In [None]:
%matplotlib inline
import numpy as np
import tensorflow as tf
import matplotlib.pyplot as plt
from scipy.optimize import minimize
import seaborn as sb
import time

#
# To run this code:
# Make sure you have the ml virtualenvironment built and you are working on it.
# Start the jupyter notebook within the virtualenv:
# > workon ml; ipython notebook
#

# Dark style to be visualized easier
sb.set_style("darkgrid")

## Overview
This notebook walks through an example of building a logistic regression classifier. We walk through the specification of the model, how we get the loss function, and provide two methods for optimizing (one we build ourselves, and another using a standard package).

### Background
Logistic regression is defined as follows:

$$p(x) = \frac{1}{1 + exp(\sum_j \beta_j x_j)}$$

$x$ is the input feature vector we'd like to classify.

$\beta$ is a vector of weights, these are the model parameters we will learn from our training data.

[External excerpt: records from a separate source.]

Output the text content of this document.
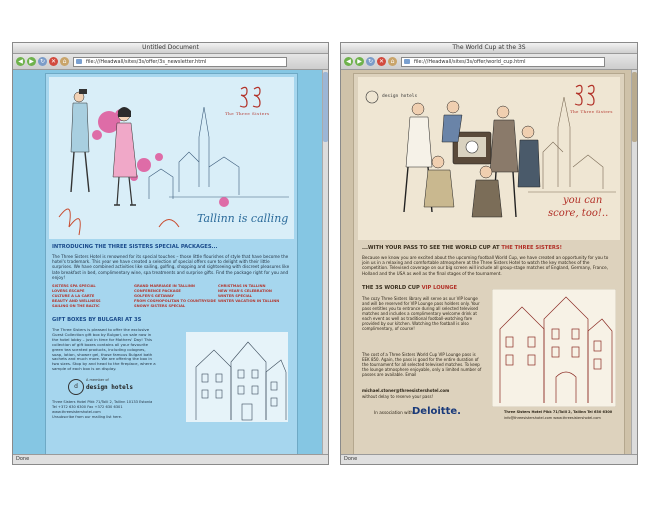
Untitled Document
◀	▶	↻ ✕	⌂	file:///Headwall/sites/3s/offer/3s_newsletter.html
The Three Sisters
Tallinn is calling
INTRODUCING THE THREE SISTERS SPECIAL PACKAGES...
The Three Sisters Hotel is renowned for its special touches – those little flourishes of style that have become the hotel's trademark. This year we have created a selection of special offers sure to delight with their little surprises. We have combined activities like sailing, golfing, shopping and sightseeing with discreet pleasures like late breakfast in bed, complimentary wine, spa treatments and surprise gifts. Find the package right for you and enjoy!
SISTERS SPA SPECIAL
LOVERS ESCAPE
CULTURE A LA CARTE
BEAUTY AND WELLNESS
SAILING ON THE BALTIC
GRAND MARRIAGE IN TALLINN
CONFERENCE PACKAGE
GOLFER'S GETAWAY
FROM COSMOPOLITAN TO COUNTRYSIDE
SNOWY SISTERS SPECIAL
CHRISTMAS IN TALLINN
NEW YEAR'S CELEBRATION
WINTER SPECIAL
WINTER VACATION IN TALLINN
GIFT BOXES BY BULGARI AT 3S
The Three Sisters is pleased to offer the exclusive Guest Collection gift box by Bulgari, on sale now in the hotel lobby – just in time for Mothers' Day! This collection of gift boxes contains all your favourite green tea scented products, including colognes, soap, lotion, shower gel, those famous Bulgari bath sachets and much more. We are offering the box in two sizes. Stop by and head to the fireplace, where a sample of each box is on display.
d
A member of
design hotels
Three Sisters Hotel Pikk 71/Tolli 2, Tallinn 10133 Estonia
Tel +372 630 6300 Fax +372 630 6301
www.threesistershotel.com
Unsubscribe from our mailing list here.
Done
The World Cup at the 3S
◀	▶	↻ ✕	⌂	file:///Headwall/sites/3s/offer/world_cup.html
design hotels
The Three Sisters
you can
score, too!..
...WITH YOUR PASS TO SEE THE WORLD CUP AT THE THREE SISTERS!
Because we know you are excited about the upcoming football World Cup, we have created an opportunity for you to join us in a relaxing and comfortable atmosphere at the Three Sisters Hotel to watch the key matches of the competition. Televised coverage on our big screen will include all group-stage matches of England, Germany, France, Holland and the USA as well as the final stages of the tournament.
THE 3S WORLD CUP VIP LOUNGE
The cozy Three Sisters library will serve as our VIP lounge and will be reserved for VIP Lounge pass holders only. Your pass entitles you to entrance during all selected televised matches and includes a complimentary welcome drink at each event as well as traditional football-watching fare provided by our kitchen. Watching the football is also complimentary, of course!
The cost of a Three Sisters World Cup VIP Lounge pass is EEK 850. Again, the pass is good for the entire duration of the tournament for all selected televised matches. To keep the lounge atmosphere enjoyable, only a limited number of passes are available. Email
michael.stoner@threesistershotel.com
without delay to reserve your pass!
In association with...
Deloitte.	Three Sisters Hotel Pikk 71/Tolli 2, Tallinn Tel 630 6300
info@threesistershotel.com www.threesistershotel.com
Done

$p(x)$ is the resulting probability of $x$ belonging to the positive class.

**Note**: While it is possible to extend logistic regression to perform multi-class classification, this tutorial focused only on the 2 class problem for clarity.

For a more in-depth reference to logistic regression check out this [reference](http://www.stat.cmu.edu/~cshalizi/uADA/12/lectures/ch12.pdf).

In [None]:
#
# plot the logistic function
#

x = np.linspace(-10, 10, 1000)
# TODO: tweak the parameters and see how the function changes, 
# Can you decrease/increase the slope?
# Can you change the normalization from [0,1] to [2, 10]?
# Can you shift the point at which y = 0.5 from x = 0 to x = 5?
y = 1.0 / (1.0 + np.exp(-x))

fig, ax = plt.subplots(1, figsize=(17,7))
ax.set_title('Logistic function', fontsize=16)

plt.plot(x, y)

In [None]:
#
# Helper methods
#

EPS = 1e-16

def logistic(betas, feature_vectors):
    x = np.array([np.sum(betas * fv) for fv in feature_vectors])
    return 1.0 / (1.0 + np.exp(-x))


def classify(betas, feature_vectors):
    out = logistic(betas, feature_vectors)
    out_class = out >= 0.5
    return out_class


def gen_class(n, mu, sig):
    return np.random.multivariate_normal(mu, np.eye(len(mu)) * sig, n)


# takes an input feature vector and adds a 1 to the end of it
def add_bias(data):
    data1 = np.array(data[:])
    N = len(data1)

    if len(data1.shape) == 1:
        data1 = data1.reshape(1, N)
        data1 = np.append(data1, np.ones((1, 1)), axis=1)
    else:
        data1 = np.append(data1, np.ones((N, 1)), axis=1)
    return data1


def accuracy(data, data_class, betas):
    pred_class = classify(betas, data)
    return np.sum(pred_class == data_class) / (1.0 * len(data_class))


def test_result(beta_learned, n):
    print('\ntest data points from class x1')
    for i in range(n):
        x_test1 = add_bias(gen_class(1, MU1, SIG1))
        print(classify(beta_learned, x_test1)[0], logistic(beta_learned, x_test1)[0])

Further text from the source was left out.